I grunted in pain, because it hurt like a bitch. And worse, that’s not an easy hold to break. The feeding instinct takes over as soon as they latch on, and the blood they drain gives them extra strength even as it weakens their victim.
Only that wasn’t happening this time.
The vamp raised his head after barely a second, looking vaguely puzzled, like I didn’t taste so good. Or like his body couldn’t process what he was sucking out of me when he was no longer, in any sense of the term, alive. He just didn’t know it yet.

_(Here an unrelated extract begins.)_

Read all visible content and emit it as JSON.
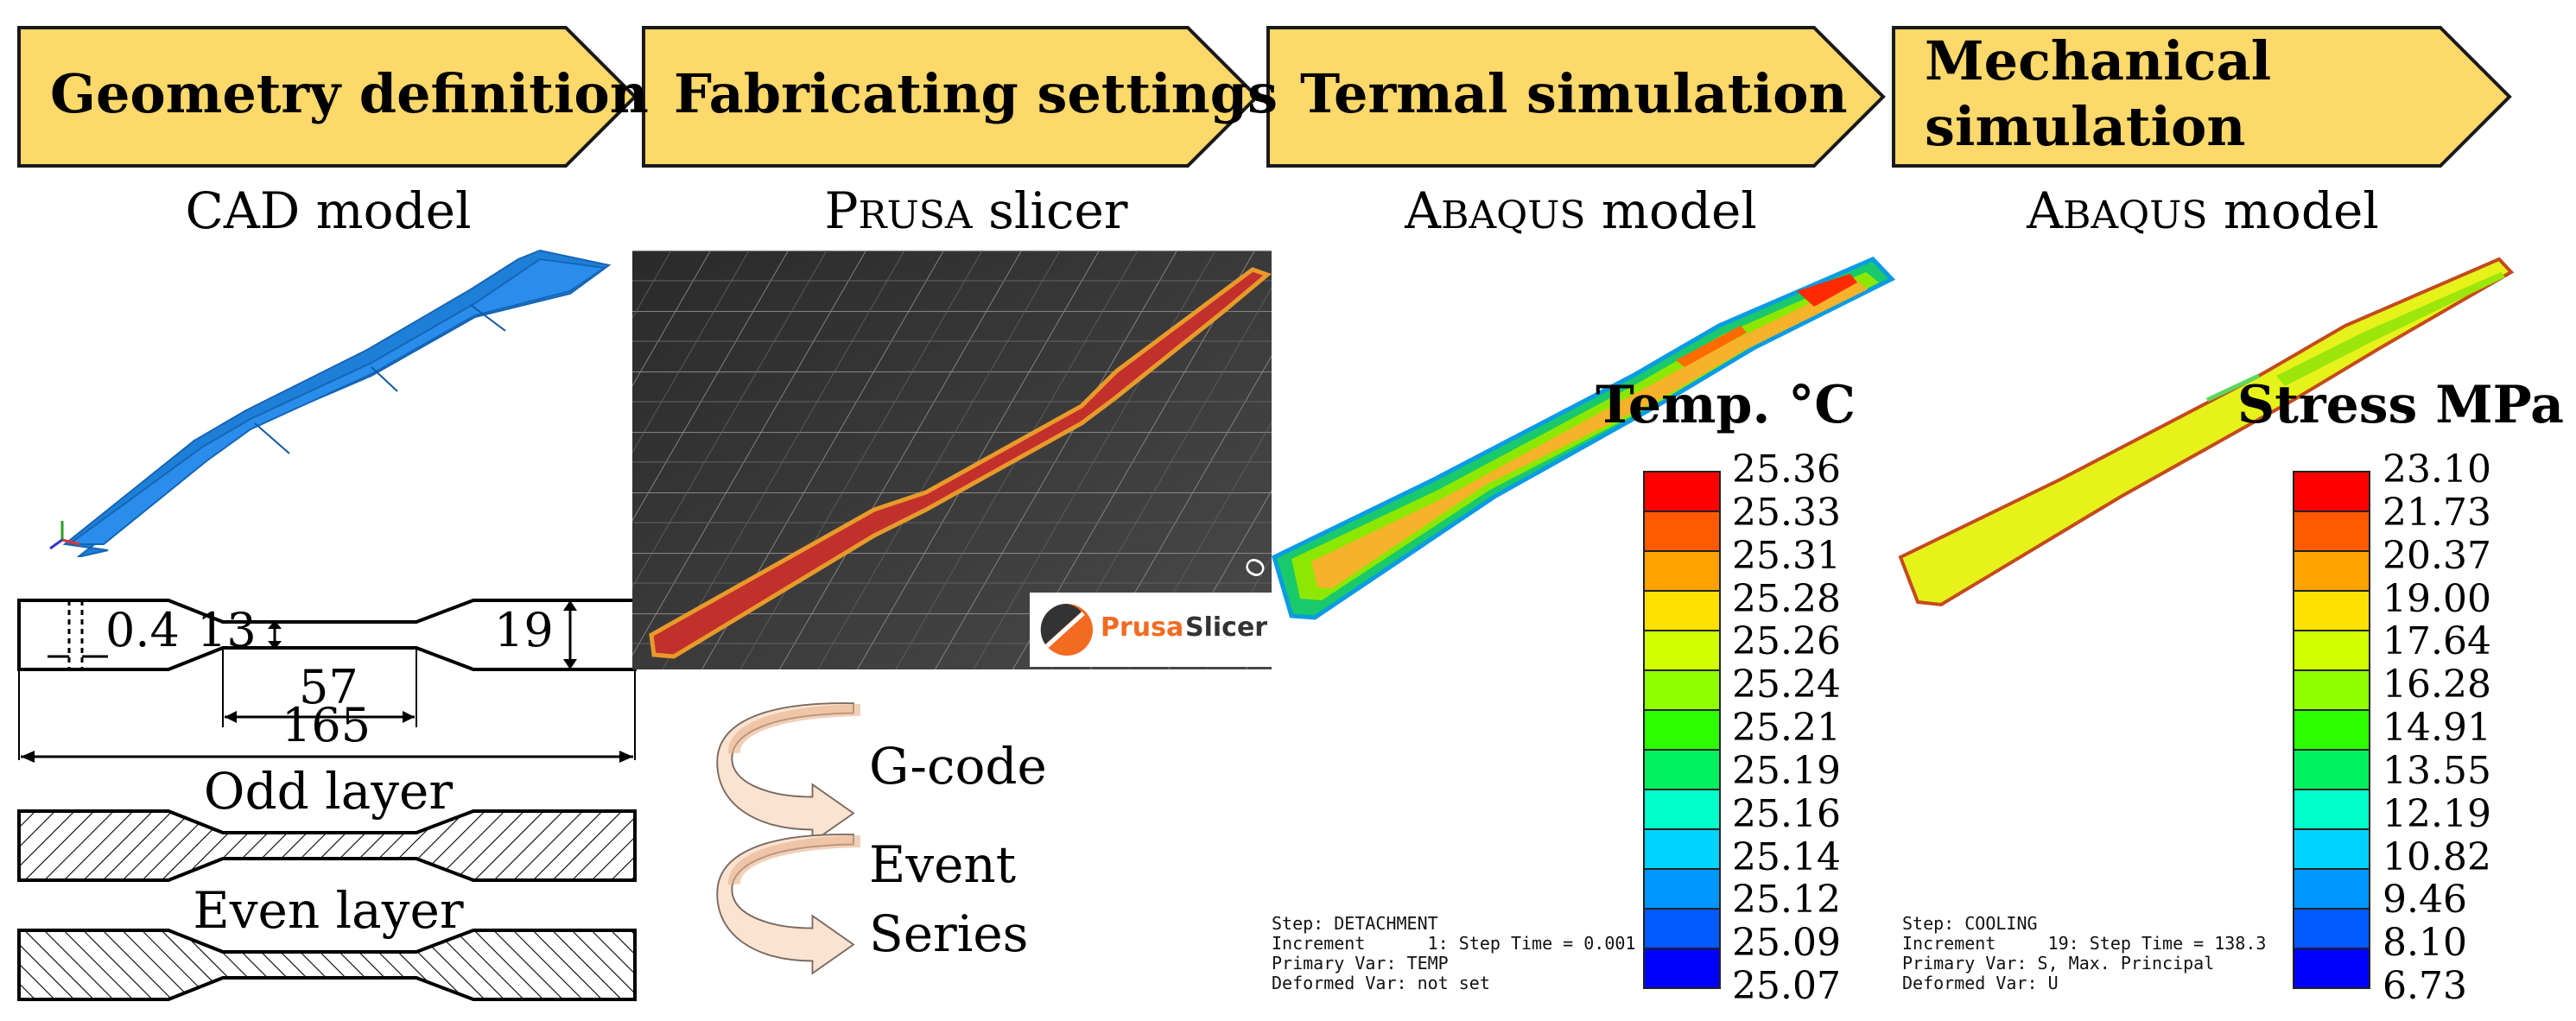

I helped him out with that, slinging him against the concrete wall of the shaft, and then getting splattered with vamp parts when I shot him at point-blank range. I realized a bare second later that he wasn’t one of Slava’s, and that the splatter oozing down my face and cleavage wasn’t burning me to a cinder. But I screamed anyway, because I felt like it, and because it wasn’t like everybody didn’t already know where we were.
And all of them were probably going to be here any second.
I grabbed Ray’s arm. “Come on!”
And he tried. But he’d run out of ammo, and in the split second it took him to slam in a new clip, three more vamps dropped down the shaft, like dark bullets. They landed in a V formation, and the one in front grabbed Ray’s other arm and jerked back, stretched him between us.
Everybody froze.
Ray watched me with big eyes, but didn’t say anything.
I finally found out what it takes to shut him up
, I thought. And then I raised my gun an inch so it was aimed directly between his captor’s eyes.
“Stop three with one weapon?” the vamp asked. “That would be impressive.”
“Like your brains when I splatter them all over the wall.”
I’d suspected I wasn’t actually talking to the guy I was facing, who was looking a little, I don’t know,
dead
, for an animated conversation. But I was sure of it when he grinned. “Not mine, dhampir. You forget—I am not there. You won’t clip me this time.”
“This time? Do I know you?” Because I didn’t know many necromancers. And only one powerful enough to pull off something like this. But he was supposed to be as dead as the vamp I was facing, burnt to a crisp in a raging fire.
Or, you know, not.
It didn’t look like I was going to get confirmation, though. Because the necromancer just shook his puppet’s head. And the other two vamps did the same thing at the same time, like they were on a string.